Kültürel miras ülkelerin tarihini gelecek nesillere aktarmak konusunda büyük önem arz ediyor. Hem ülkelerin kendi tarihleri hem de önceki medeniyetlerin izlerini görmek konusunda fikir veren kültürel miras öğeleri, yeteri kadar ele alınmıyor. Bu konuda verilen eserler ise ya belirli bir alanla sınırlı ya da teknik konulardan öteye geçmiyor. Seçkin Yayınları’ndan çıkan Kültürel Miras (Kültür Varlıkları) Hukuku, kültürel miras nedir, nasıl korunur ve bununla ilgili Türkiye'deki mevzuat ne şekilde işliyor sorularına cevap veriyor.
Editörlüğünü Mardin Artuklu Üniversitesi Sanat Tarihi Bölümü Öğretim Üyesi Doç. Dr. Evindar Yeşilbaş ve Diyarbakır Kültür Varlıklarını Koruma Kurulu’nda hukukçu üye olan Cüneyd Altıparmak’ın üstlendiği kitap, kültürel miras hukukuna değiniyor. Çalışmada arkeoloji, sanat tarihi, sit alanları kavramlarının yanı sıra rölöve, restitüsyon, restorasyon gibi kavramlar da hukuk bağlamında sade bir dille ele alınıyor. Kültürel mirasın korunmasında diğer ülkelerle etkileşimlerini de kapsayan kitap, alanında uzman 16 ismin katkısıyla zenginleştirilmiş. Kültürel miras alanına ilgi duyanların, bu alanda çalışmaya yeni başlayanların ve uzmanların yararlanacağı eser, kültür ve sanat mirasının hukuktaki yerini etraflıca anlatıyor.
UYGULAMADA SORUN VAR
Kitapla ilgili konuştuğumuz Altıparmak, bu dönemde fark ettikleri sorunlardan yola çıkarak kitabı oluşturduklarını söyledi. Kültürel miras alanında mevzuatın sektörle uyumlu olduğunu fakat uygulama noktasında sorunların bulunduğunu belirten Altıparmak, “Denetim konusunda ve bu konuyu ciddiye alma konusunda sorunlarımız var. Arkeolojik bir bulgu bizim için çok önemliyken, Selçuklu yapısı bir bina ya da Osmanlı camisi çok önemsenmiyor. Kültürel miras, bir silsile içerisinde devam eder. Urfa'dan örnek vereyim. Balıklıgöl arkeolojik dönemde de kutsal, Yahudilerin, Hristiyanların ve Müslümanların da mabedi. Ama sanki belirli bir dönemin öncesi çok önemli ve kutsal, ondan sonrası olmasa da olur şeklinde bir algı var” dedi.

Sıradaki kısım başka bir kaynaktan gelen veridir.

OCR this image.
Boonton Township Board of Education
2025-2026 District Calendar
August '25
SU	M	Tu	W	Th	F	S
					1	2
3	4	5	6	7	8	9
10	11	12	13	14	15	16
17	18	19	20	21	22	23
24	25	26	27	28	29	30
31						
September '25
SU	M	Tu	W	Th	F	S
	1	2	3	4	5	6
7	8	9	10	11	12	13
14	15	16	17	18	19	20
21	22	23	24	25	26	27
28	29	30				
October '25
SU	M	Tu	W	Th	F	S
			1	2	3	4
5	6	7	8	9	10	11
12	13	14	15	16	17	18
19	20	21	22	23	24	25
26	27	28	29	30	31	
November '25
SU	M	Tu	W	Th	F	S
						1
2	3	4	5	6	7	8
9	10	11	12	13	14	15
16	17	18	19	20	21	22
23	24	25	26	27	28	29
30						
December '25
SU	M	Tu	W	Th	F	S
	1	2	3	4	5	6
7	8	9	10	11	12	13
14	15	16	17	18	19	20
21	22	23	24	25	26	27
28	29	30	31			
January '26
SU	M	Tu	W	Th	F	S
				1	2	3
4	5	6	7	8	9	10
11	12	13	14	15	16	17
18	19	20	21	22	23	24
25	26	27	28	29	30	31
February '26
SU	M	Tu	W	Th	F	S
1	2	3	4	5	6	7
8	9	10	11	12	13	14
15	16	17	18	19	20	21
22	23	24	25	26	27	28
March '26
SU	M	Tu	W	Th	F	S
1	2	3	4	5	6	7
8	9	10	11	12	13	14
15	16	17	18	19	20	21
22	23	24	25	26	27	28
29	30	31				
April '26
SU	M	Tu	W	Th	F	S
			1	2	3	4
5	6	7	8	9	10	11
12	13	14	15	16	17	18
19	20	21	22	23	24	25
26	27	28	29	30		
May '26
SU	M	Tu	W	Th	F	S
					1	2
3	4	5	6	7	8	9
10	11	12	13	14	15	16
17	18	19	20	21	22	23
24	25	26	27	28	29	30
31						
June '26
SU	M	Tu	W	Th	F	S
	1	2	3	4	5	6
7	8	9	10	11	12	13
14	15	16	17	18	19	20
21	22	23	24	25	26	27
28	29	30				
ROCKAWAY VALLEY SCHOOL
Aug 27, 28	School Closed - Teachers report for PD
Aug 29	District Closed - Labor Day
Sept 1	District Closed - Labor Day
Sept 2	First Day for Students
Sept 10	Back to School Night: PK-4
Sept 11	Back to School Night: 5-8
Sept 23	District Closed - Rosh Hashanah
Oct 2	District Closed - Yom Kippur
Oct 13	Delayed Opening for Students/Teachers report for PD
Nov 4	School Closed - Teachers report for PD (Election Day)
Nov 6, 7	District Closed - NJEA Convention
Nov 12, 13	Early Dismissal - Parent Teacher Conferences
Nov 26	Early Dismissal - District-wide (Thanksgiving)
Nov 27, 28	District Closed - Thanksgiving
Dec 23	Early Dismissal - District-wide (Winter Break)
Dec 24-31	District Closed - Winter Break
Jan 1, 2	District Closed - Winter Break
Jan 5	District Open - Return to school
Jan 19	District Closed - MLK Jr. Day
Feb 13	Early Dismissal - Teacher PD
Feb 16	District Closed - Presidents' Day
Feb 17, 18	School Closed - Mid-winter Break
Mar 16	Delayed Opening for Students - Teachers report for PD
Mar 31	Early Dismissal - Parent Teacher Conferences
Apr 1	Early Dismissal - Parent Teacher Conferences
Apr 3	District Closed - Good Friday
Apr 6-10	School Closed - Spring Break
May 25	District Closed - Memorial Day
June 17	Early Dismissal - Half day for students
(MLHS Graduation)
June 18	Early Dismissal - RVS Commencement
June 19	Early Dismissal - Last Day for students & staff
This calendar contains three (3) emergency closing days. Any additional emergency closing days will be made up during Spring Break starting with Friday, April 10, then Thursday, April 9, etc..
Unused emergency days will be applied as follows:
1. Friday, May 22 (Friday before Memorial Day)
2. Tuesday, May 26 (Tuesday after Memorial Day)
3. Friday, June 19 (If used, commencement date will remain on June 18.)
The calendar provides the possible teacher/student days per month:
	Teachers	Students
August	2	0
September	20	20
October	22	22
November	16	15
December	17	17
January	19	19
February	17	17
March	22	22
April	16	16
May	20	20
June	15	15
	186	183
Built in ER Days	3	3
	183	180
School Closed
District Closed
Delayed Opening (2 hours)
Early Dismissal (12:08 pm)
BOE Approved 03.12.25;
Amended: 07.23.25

HER İL KENDİ İÇİNDE DEĞERLENDİRİLMELİ
Türkiye'nin diğer ülkelerden kültürel miras ve sit alanları konusunda ayrıştığını ifade eden Altıparmak, ülkedeki tüm alanlar için aynı mevzuatın uygulanmasının yanlış bulduğunu dile getiriyor. Alan yönetiminin illere özgü olması gerektiğini savunan hukukçu, “Dünyadaki sit alanlarının tamamı butikleştirilmiş. Oraya neyin gireceği, yapılacağı belli. Fransız mevzuatı ve İtalya'nın bu konuyla ilgili yaptığı adımları takip eden bir ülkeyiz. Roma'da bir sit alanında otelleri, pizzacıları, dondurmacıları görürsünüz. Bizim kentsel sit alanlarımız yaşayan alanlar. Her ili kendi içinde değerlendirip, nasıl yönetileceğine ilişkin alan yönetim mevzuatını değiştirmemiz gerekiyor” diyor.
Yanlış restorasyon ceza hukukunda
Güncel restorasyon örnekleriyle konuyu anlatan Altıparmak, “Restorasyonu yapanla denetleyen arasında bir ahenk yok. Bu da yapıya zarar verebiliyor. Mesela Şile Kalesinin restorasyonunu alan firmayla ilgili belki sorun yok ama denetleyen firmanın ‘bu nedir’ demesi gerekirdi. Ya da bir han tadilatında, bazı hava delikleri ve mazgallar kapatılıyor. Yıllardır ayakta duran yapı bir süre sonra çürümeye başlıyor. Sebebi yanlış restorasyon. Yanlış restorasyonlar ceza hukukunda değerlendiriliyor. Fakat bunları es geçiyoruz. Yani bu konu yargının önüne gelse karar verilecek, ama yargının önüne gelmiyor. Bu sorun aşılmalı Türkiye'de” açıklamasında bulundu.